INILAHCOM, Beijing - Lembaga pemeringkat menilai perlambatan pertumbuhan China akan mempersulit perusahaan negara itu untuk membayar utangnya tahun ini
Meskipun Beijing mendorong langkah-langkah baru untuk merangsang ekonominya. Pemerintah Cina pada hari Senin mengumumkan angka PDB resmi untuk tahun lalu yang menunjukkan ekonomi terbesar kedua di dunia itu berkembang pada laju paling lambat dalam hampir tiga dekade.
Dan sementara tingkat pertumbuhan tahunan 6,6 persen adalah angka yang hanya bisa diimpikan kebanyakan negara. Data itu menandai penurunan berkelanjutan untuk ekonomi terbesar di Asia. Pertumbuhan yang lebih lambat dapat berarti profitabilitas yang lebih lemah untuk perusahaan-perusahaan yang berhutang dan peningkatan risiko bagi mereka yang memegang obligasi mereka.
"Dinginnya ekonomi di China menyebar, mengancam akan melemahkan profitabilitas di hampir semua sektor di perusahaan China," kata S&P Global Ratings dalam sebuah laporan Senin (28/1/2019) seperti mengutip cnbc.com.
S&P menambahkan bahwa pihaknya percaya kemampuan melayani utang akan menurun karena permintaan mendingin dan kontrak margin keuntungan. Sementara upaya berkelanjutan Beijing untuk mengurangi tingkat utang di negara itu mungkin berhenti atau bahkan membalikkan.
"Sementara para pembuat kebijakan telah dengan sengaja mengarahkan negara menuju jalur pertumbuhan yang lebih rendah dan lebih berkelanjutan, luasnya penurunan dalam beberapa bulan terakhir ini meningkatkan kekhawatiran," kata laporan itu, menambahkan bahwa S&P mengharapkan tingkat standar perusahaan untuk "naik secara moderat" tahun ini.
Menurut S&P, tingkat default obligasi darat China mencapai tertinggi sepanjang tahun tahun lalu lebih dari 90 miliar yuan (US$13,3 miliar).
Kekhawatiran tentang meningkatnya beban utang China mendorong otoritas awal tahun lalu untuk membanting rem pada pinjaman baru dan menindak bentuk-bentuk pinjaman non-tradisional yang secara luas dikenal sebagai shadow banking.

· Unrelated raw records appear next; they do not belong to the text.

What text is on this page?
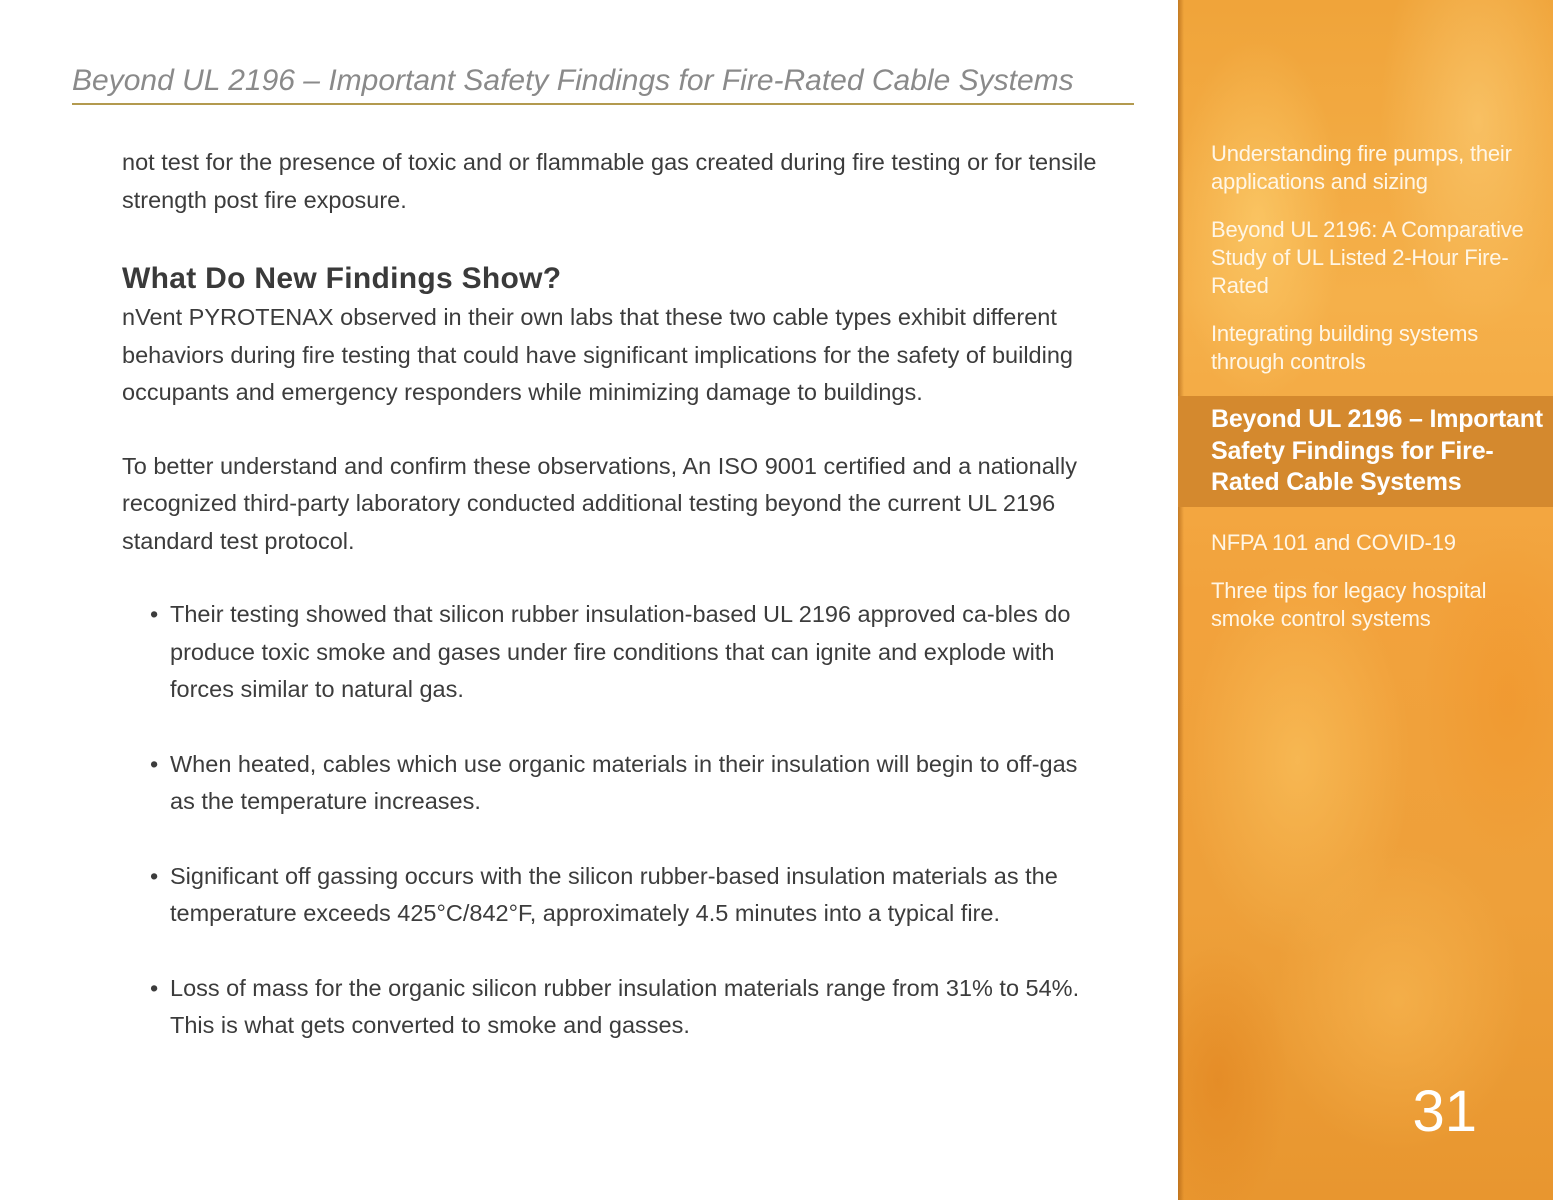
Beyond UL 2196 – Important Safety Findings for Fire-Rated Cable Systems

not test for the presence of toxic and or flammable gas created during fire testing or for tensile strength post fire exposure.

What Do New Findings Show?

nVent PYROTENAX observed in their own labs that these two cable types exhibit different behaviors during fire testing that could have significant implications for the safety of building occupants and emergency responders while minimizing damage to buildings.

To better understand and confirm these observations, An ISO 9001 certified and a nationally recognized third-party laboratory conducted additional testing beyond the current UL 2196 standard test protocol.

• Their testing showed that silicon rubber insulation-based UL 2196 approved ca-bles do produce toxic smoke and gases under fire conditions that can ignite and explode with forces similar to natural gas.
• When heated, cables which use organic materials in their insulation will begin to off-gas as the temperature increases.
• Significant off gassing occurs with the silicon rubber-based insulation materials as the temperature exceeds 425°C/842°F, approximately 4.5 minutes into a typical fire.
• Loss of mass for the organic silicon rubber insulation materials range from 31% to 54%. This is what gets converted to smoke and gasses.
Understanding fire pumps, their applications and sizing
Beyond UL 2196: A Comparative Study of UL Listed 2-Hour Fire-Rated
Integrating building systems through controls
Beyond UL 2196 – Important Safety Findings for Fire-Rated Cable Systems
NFPA 101 and COVID-19
Three tips for legacy hospital smoke control systems
31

Tetapi melemahnya ekonomi, diperburuk oleh perang perdagangan yang sedang berlangsung dengan Amerika Serikat, telah memaksa para pemimpin China untuk meluncurkan langkah-langkah stimulus. Ini termasuk mendorong bank untuk meminjamkan lebih banyak dan memotong pajak.
Moody's Investors Service mengatakan dalam sebuah laporan Kamis bahwa pernyataan pekan lalu dari Komisi Pengaturan Perbankan dan Asuransi China bahwa mereka akan terus mendukung perusahaan swasta dengan meningkatkan pasokan kredit adalah positif untuk "perusahaan-perusahaan yang secara fundamental sehat."
Tetapi dampaknya mungkin akan terbatas pada perusahaan yang lebih lemah, kata Moody's, "karena peningkatan kredit di pasar terutama akan mengalir ke emiten dengan profil kredit yang kuat."
Moody's juga mengutip kelemahan ekonomi China dan perang dagang yang cenderung mempersulit perusahaan untuk membayar utang mereka.
"Kami berharap kapasitas layanan peminjam dari peminjam di sektor-sektor siklikal tetap rentan terhadap ekonomi yang melambat, khususnya yang terpapar potensi lonjakan gesekan perdagangan dengan AS," katanya dalam sebuah laporan awal bulan ini.
Jackson Wong, associate director di Huarong International Securities di Hong Kong, mengatakan perusahaannya optimis dengan kemajuan dalam perang perdagangan. Tetapi memperingatkan bahwa pertempuran tarif dapat membuat perusahaan China berada dalam ikatan jika akhirnya meningkatkan masalah profitabilitas.
"Jika pembicaraan perdagangan atau konflik perdagangan memburuk, saya pikir pasti kita akan melihat (bahwa) masalah utang perusahaan semakin memburuk," kata Wong akhir pekan lalu.